As to strike and run, I define strike as a successful sustained start up. Yes, there is degradation in ionization for both initial ionization and sustained run ionization. It all depends on mercury vapor concentration. Plating out of mercury to glass and ends evenually reduces the mercury vapor so the bulb is hard to ionize and also reduces the UV energy emitted. (it is UV energy the excites the phosphor on inside of glass that give off the visible light).
Heating of the filaments lowers the ionization voltage.
The filaments are also heated during normal run operation. The bulb run current is flowing through the filiments so they heat during sustained run mode. When replacing with an electronic ballast you want to tie the two filament connections together so there is balanced run current flow across the filament.

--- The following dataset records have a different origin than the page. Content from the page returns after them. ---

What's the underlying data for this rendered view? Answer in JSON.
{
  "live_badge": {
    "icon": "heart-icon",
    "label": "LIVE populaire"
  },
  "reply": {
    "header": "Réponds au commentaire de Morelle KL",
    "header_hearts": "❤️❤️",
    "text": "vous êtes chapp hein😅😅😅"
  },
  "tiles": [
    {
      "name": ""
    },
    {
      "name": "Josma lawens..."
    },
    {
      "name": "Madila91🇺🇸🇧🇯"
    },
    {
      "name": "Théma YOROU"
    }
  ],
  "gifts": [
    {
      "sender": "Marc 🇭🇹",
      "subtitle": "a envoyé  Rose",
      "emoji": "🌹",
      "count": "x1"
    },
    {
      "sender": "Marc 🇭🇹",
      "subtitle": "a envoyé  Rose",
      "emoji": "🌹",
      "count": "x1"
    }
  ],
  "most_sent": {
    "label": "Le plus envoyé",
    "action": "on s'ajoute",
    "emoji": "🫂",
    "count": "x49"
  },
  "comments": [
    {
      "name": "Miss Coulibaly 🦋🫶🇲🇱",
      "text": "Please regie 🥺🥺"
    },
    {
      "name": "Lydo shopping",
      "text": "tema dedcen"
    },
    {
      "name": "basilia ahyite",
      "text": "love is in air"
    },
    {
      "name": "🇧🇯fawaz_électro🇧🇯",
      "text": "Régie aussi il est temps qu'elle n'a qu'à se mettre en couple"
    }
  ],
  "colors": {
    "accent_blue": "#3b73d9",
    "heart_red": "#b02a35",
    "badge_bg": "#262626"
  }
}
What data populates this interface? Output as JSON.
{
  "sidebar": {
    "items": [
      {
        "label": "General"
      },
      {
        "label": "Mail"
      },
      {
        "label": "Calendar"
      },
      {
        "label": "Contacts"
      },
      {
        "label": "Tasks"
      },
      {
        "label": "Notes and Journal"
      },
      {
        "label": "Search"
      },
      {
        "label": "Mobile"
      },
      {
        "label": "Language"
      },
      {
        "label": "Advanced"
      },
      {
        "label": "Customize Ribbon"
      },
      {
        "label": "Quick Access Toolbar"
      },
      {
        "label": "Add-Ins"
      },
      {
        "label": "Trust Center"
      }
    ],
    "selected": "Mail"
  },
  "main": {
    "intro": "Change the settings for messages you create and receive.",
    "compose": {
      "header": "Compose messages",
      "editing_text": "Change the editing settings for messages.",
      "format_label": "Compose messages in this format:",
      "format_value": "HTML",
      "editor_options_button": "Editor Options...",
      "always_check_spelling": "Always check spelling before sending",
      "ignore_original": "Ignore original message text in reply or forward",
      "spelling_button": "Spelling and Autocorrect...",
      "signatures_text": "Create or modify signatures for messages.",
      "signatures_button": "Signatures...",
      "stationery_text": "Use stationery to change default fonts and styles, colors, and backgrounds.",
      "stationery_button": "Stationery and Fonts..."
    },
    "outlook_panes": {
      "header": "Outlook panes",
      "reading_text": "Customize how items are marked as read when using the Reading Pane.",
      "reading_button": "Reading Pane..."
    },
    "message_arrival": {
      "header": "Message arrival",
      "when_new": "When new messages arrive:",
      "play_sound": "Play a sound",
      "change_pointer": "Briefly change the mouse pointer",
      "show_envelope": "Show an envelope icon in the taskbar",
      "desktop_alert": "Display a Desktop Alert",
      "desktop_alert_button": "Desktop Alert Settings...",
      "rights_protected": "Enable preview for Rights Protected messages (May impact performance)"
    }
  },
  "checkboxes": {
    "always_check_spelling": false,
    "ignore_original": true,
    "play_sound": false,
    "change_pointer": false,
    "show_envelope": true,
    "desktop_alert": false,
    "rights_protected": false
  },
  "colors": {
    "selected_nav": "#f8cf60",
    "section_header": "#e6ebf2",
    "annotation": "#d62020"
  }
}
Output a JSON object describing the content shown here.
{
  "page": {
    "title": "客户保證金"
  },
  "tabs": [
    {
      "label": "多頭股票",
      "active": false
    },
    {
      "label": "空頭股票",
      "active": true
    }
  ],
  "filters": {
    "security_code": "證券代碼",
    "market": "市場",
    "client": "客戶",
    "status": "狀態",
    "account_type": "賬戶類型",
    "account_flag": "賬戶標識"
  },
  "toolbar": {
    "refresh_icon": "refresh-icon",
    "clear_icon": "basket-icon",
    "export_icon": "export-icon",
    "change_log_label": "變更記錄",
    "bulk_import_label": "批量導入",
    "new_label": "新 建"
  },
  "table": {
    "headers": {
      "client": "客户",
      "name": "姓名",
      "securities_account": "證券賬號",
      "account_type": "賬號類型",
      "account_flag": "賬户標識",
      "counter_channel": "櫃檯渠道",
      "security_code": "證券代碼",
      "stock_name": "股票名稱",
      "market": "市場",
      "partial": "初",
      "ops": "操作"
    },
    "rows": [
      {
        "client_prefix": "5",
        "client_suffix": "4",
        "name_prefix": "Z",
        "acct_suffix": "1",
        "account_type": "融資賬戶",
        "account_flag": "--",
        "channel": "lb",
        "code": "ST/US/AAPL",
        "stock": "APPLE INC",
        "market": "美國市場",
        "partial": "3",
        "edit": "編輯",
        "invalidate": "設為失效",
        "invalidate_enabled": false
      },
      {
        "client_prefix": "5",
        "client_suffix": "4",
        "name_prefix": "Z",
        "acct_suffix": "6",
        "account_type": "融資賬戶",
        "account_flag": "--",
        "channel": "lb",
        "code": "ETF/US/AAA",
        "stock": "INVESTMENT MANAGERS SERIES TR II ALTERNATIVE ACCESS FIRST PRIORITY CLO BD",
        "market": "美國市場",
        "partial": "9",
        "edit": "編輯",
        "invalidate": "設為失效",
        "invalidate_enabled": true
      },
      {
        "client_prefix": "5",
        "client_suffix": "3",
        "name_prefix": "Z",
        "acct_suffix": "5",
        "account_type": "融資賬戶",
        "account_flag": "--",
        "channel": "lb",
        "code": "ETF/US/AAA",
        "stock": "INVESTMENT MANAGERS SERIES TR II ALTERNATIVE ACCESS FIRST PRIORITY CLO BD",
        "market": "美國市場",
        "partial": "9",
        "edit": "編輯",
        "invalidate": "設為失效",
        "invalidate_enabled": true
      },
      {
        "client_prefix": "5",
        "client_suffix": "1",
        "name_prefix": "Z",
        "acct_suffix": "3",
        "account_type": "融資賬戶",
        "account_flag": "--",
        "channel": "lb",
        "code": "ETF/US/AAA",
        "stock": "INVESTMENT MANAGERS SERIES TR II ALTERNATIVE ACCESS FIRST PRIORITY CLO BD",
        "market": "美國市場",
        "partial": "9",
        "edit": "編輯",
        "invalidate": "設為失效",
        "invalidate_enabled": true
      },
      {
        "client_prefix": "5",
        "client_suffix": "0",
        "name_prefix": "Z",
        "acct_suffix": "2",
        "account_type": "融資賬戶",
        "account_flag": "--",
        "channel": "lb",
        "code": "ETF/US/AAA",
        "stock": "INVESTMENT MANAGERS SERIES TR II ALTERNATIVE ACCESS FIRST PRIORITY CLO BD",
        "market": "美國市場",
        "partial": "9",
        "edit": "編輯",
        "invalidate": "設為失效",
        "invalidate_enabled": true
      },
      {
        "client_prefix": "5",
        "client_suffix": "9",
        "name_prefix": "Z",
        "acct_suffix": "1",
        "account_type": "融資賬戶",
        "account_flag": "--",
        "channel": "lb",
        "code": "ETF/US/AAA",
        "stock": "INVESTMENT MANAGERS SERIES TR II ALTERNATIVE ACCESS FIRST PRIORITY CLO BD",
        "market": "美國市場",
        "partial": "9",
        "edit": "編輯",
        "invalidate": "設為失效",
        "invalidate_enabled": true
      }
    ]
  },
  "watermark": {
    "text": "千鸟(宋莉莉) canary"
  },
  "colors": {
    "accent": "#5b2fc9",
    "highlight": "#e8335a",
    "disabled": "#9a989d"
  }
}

Once ignited, the ionized bulb has a negative resistance profile, meaning as more current is put through the bulb, the lower its effective load resistance gets. As result, bulbs must be driven by a controlled current source. Driving a fluorescent bulb from a voltage source will quickly spiral into a run-away situation causing destruction of the bulb.
For longest bulb life, the current must be controlled at the bulb rating. Another degradation is AC duty cycle. You want equal positive and negative going current flow or more mercury will plate out at one end of bulb. This is the problem with the simple inverter circuits shown earlier. As with incandescent bulbs, filament tungsten is also ejected to inside of glass at ends of bulb.
Electronic ballast converts AC mains to a DC voltage. The DC is chopped with two stacked MOSFET's to create a high voltage squarewave at 25-40 kHz. The bulb is fed through a series inductor just like a 60 Hz ballast, only the inductor is a smaller ferrite core inductor to give the right reactance ohms at the switching frequency.
If the developed DC is high enough voltage, no preheater circuitry is necessary. CFL on 120vac typically just fullwave rectify the 120vac so their is only 160-170 vdc created. This requires a preheater starter circuitry which is a weak link in the design, causing premature failures. They also have a poor power factor with current supplied in short spikes at AC main voltage peaks.
The colder the bulb the higher the ignition voltage required. (surrounding temperature environment.)
The color temp is controlled mainly by phosphor mix coating the inside glass surface. Bulbs can be from 2700 deg K to 6400 deg K color temp. Lower deg K is has more relative red color emission (actually blue end attenuated more). Typical 'soft white' is 2700 deg K. Daylight is 6400 deg K producing a very harsh blue-white light. Since excitation source is UV plasma, the lumens is greater for the higher deg K bulbs but it is more light output at the blue end of spectrum. Most folks are used to soft white incandescent bulb so softer, lower deg K color fluorescent bulbs are more popular.